The first EV is an Audi more expensive than the A8, though there is no word if it will be a sedan or an SUV. It should go into series production by 2024, and the plan calls for a a Porsche and Bentley derivative to eventually follow it. All three will be produced at the same factory because “the production facilities in the existing Audi factories are too small for the Landjet,” said a group manager. Hanover is where VW produces the Transport van, hence its systems (painting, production) are suited for larger vehicles. Hanover is also the VW ID.Buzz’s future home.

Of the 73 billion euros VW Group plants to spend over the next five years, about 27 billion is going to new digital and electrified projects, according to Handelsblatt.

“In the next few years it will be important to take a leading position in vehicle software too,” said VW CEO Herbert Diess, who received support from the workers.

“The investments show impressively that our group delivers and is really serious about transformation, e-mobility and digitization,” said VW works council chairman Bernd Osterloh.
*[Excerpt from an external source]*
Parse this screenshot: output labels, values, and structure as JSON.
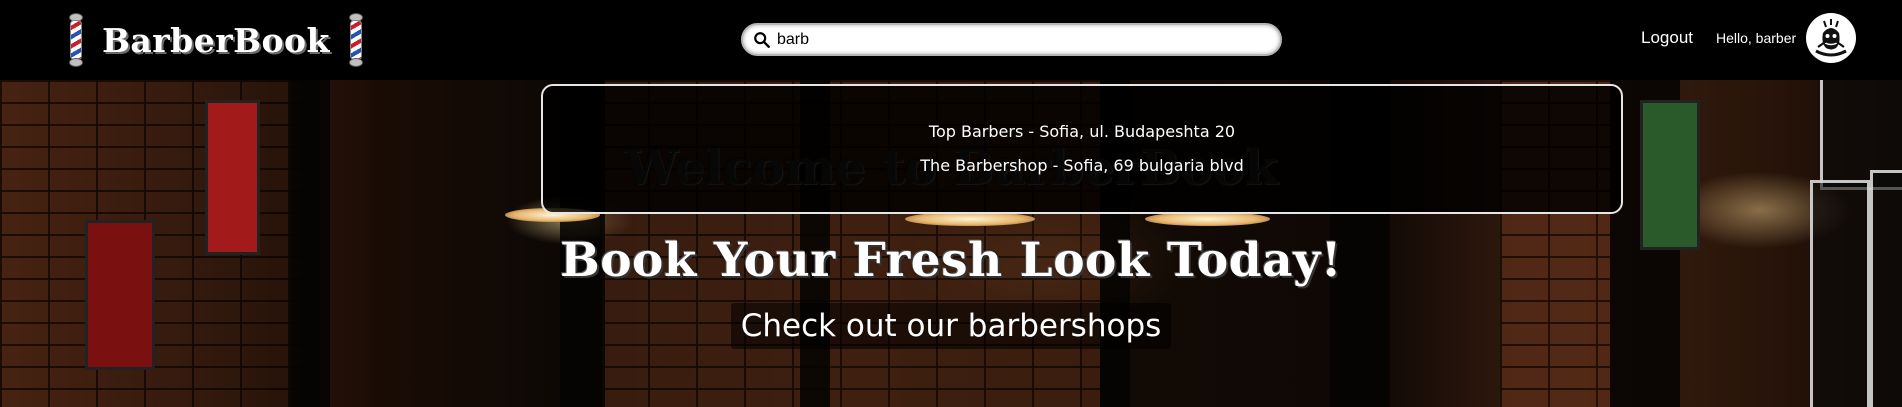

VW is developing 60 percent of the software in-house it needs in the future.

Volkswagen is planning to be carbon neutral by 2050, complying with the Paris climate agreement and is looking to have around 70 all-electric vehicles on the market by 2030. Another 60 hybrid vehicles are also planned brand-wide.

Part of the rest of that investment will flow to other VW Group factories including Wolfsburg, where it builds the Golf and Emden, East Frisia where the VW Aero will produced as an electric alternative to the Passat sedan.